On Jan. 13, City Manager Katie Koester told Assembly members that — with the help of more than 200 people flown in on one plane and a load of shovels on another — more than 3 million pounds of snow from municipal facilities and schools following the storms from previous weeks.


The airport received 21.1 inches of snow during the month of January, below the historical average of 24.5 inches. But the February total of 27.9 inches surpassed the average of 16.7 inches, including a record 9.6 inches on Feb. 28. In a moment of supreme irony, a study released that month declared the length of Juneau’s winters are shrinking faster than any other city in a national study due to climate change.

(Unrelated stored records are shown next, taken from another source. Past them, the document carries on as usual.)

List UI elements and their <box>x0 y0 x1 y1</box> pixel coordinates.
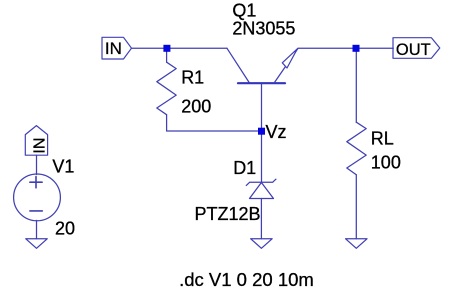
svg-text:2N3055: 2N3055 <box>232 19 295 39</box>
svg-text:R1: R1 <box>181 68 204 88</box>
svg-text:.dc V1 0 20 10m: .dc V1 0 20 10m <box>179 269 314 290</box>
junction node OUT/RL/emitter <box>353 45 360 52</box>
svg-text:Vz: Vz <box>266 122 287 142</box>
net flag IN (on V1, pointing up) <box>25 126 47 156</box>
ground (below V1) <box>26 239 47 249</box>
wire RL to ground <box>355 175 357 239</box>
wire junction to collector bend <box>167 47 227 49</box>
wire OUT junction down to RL <box>355 48 357 122</box>
wire R1 bottom to Vz node <box>167 115 262 131</box>
svg-text:IN: IN <box>105 39 122 58</box>
svg-text:D1: D1 <box>233 158 256 178</box>
wire D1 to ground <box>260 199 262 239</box>
junction node Vz <box>258 128 265 135</box>
net flag OUT <box>393 38 440 59</box>
resistor RL <box>347 122 366 175</box>
wire OUT junction to OUT flag <box>356 47 393 49</box>
ground (below D1) <box>251 239 272 249</box>
resistor R1 <box>157 62 176 114</box>
svg-text:Q1: Q1 <box>232 0 256 20</box>
svg-text:20: 20 <box>55 219 75 239</box>
svg-text:200: 200 <box>181 97 211 117</box>
net flag IN (top left) <box>102 37 132 59</box>
ground (below RL) <box>346 239 367 249</box>
svg-text:PTZ12B: PTZ12B <box>195 204 261 224</box>
wire emitter to OUT junction <box>298 47 356 49</box>
wire base pin Q1 to Vz <box>261 84 263 131</box>
wire IN flag to junction <box>132 47 168 49</box>
wire flag to V1 <box>36 155 38 174</box>
svg-text:IN: IN <box>31 138 48 154</box>
wire V1 to ground <box>36 220 38 238</box>
svg-text:100: 100 <box>371 152 401 172</box>
diode D1 (zener) <box>246 179 276 198</box>
svg-text:RL: RL <box>371 129 394 149</box>
wire Vz down to D1 <box>261 131 263 182</box>
junction node IN/R1/collector <box>163 45 170 52</box>
svg-text:OUT: OUT <box>396 41 431 59</box>
wire junction down to R1 <box>166 48 168 62</box>
transistor Q1 <box>227 48 298 83</box>
svg-text:V1: V1 <box>52 157 74 177</box>
voltage source V1 <box>14 174 61 221</box>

March came in like a lion and kept roaring, with a record 7.3 inches of snow March 3, followed by a series of snow showers during the next few weeks that put Juneau within seeming reach of the all-time record by last Thursday, with total airport accumulation at 181.7 inches. The long-held assumption was the official record was 194.3 inches set in 1964-65.

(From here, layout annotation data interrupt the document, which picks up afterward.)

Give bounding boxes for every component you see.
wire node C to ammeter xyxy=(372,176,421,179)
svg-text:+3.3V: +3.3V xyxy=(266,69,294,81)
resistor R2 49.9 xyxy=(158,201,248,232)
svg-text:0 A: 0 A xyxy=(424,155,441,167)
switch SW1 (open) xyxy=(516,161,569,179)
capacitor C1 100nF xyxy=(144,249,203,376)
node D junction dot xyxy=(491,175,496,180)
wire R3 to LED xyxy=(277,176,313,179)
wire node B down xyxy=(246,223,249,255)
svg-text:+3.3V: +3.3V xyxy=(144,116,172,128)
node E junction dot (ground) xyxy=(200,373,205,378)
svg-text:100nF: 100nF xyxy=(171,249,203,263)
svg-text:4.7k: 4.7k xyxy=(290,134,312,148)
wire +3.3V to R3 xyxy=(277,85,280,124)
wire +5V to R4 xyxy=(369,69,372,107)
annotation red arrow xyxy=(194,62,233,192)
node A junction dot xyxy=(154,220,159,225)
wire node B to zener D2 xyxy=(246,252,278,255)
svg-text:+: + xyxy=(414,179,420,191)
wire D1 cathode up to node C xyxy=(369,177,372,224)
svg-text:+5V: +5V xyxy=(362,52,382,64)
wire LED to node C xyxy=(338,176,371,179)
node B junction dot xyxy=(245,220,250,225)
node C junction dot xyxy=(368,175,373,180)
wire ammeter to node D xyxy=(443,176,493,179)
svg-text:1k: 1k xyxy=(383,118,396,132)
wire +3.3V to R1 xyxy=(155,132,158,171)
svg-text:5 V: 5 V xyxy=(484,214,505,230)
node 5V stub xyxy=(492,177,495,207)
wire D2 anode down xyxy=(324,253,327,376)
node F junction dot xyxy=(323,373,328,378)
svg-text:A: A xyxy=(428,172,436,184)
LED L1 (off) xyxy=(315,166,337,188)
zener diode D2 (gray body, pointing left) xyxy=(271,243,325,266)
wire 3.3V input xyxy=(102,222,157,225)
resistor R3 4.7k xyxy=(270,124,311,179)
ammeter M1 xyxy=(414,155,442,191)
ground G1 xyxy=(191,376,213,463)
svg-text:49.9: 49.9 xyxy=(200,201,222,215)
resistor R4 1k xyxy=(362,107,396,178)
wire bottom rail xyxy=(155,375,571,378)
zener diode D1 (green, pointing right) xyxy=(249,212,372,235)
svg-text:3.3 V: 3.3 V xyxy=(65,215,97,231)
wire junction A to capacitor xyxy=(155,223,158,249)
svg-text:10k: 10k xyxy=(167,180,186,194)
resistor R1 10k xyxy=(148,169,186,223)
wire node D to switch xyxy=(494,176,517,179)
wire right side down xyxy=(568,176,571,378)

More snow showers, including a daily record of 3.6 inches on Sunday, put Juneau’s total at 195.8 inches — except that was also the day NWS Juneau officially changed the record by adding 7.5 inches to the total from 2006-07, setting the new benchmark of 197.9 inches.


A spotty situation at Juneau International Airport during the early morning hours of Monday, March 23, 2026. (Jasz Garrett / Juneau Independent)
A spotty situation at Juneau International Airport during the early morning hours of Monday, March 23, 2026. (Jasz Garrett / Juneau Independent)

Nicole Ferrin, warning coordination meteorologist for the Juneau weather station, said Monday that Aaron Jacobs, an employee at the station since 2002, raised concerns about the accuracy of local climate records based on having worked and lived through the winter of 2006-07.


"He's the one that pointed out to the rest of us that this was a problem, and they'd actually attempted to fix the climate record quite a few years ago," she said. "And I guess we didn't have the paper copies back then to back it up, but we found other sources to get the climate record correct."


Ferrin said local staff spent the previous week examining records trying to confirm — and update if necessary — the data, with an eye on making sure any declaration a new snowfall record for Juneau is indeed accurate.


A short time later on Monday, NWS Juneau issued its special weather statement calling for up to three inches of snow — and when the clock reached midnight about nine hours later the winter of 2025-26 was officially one for the history books.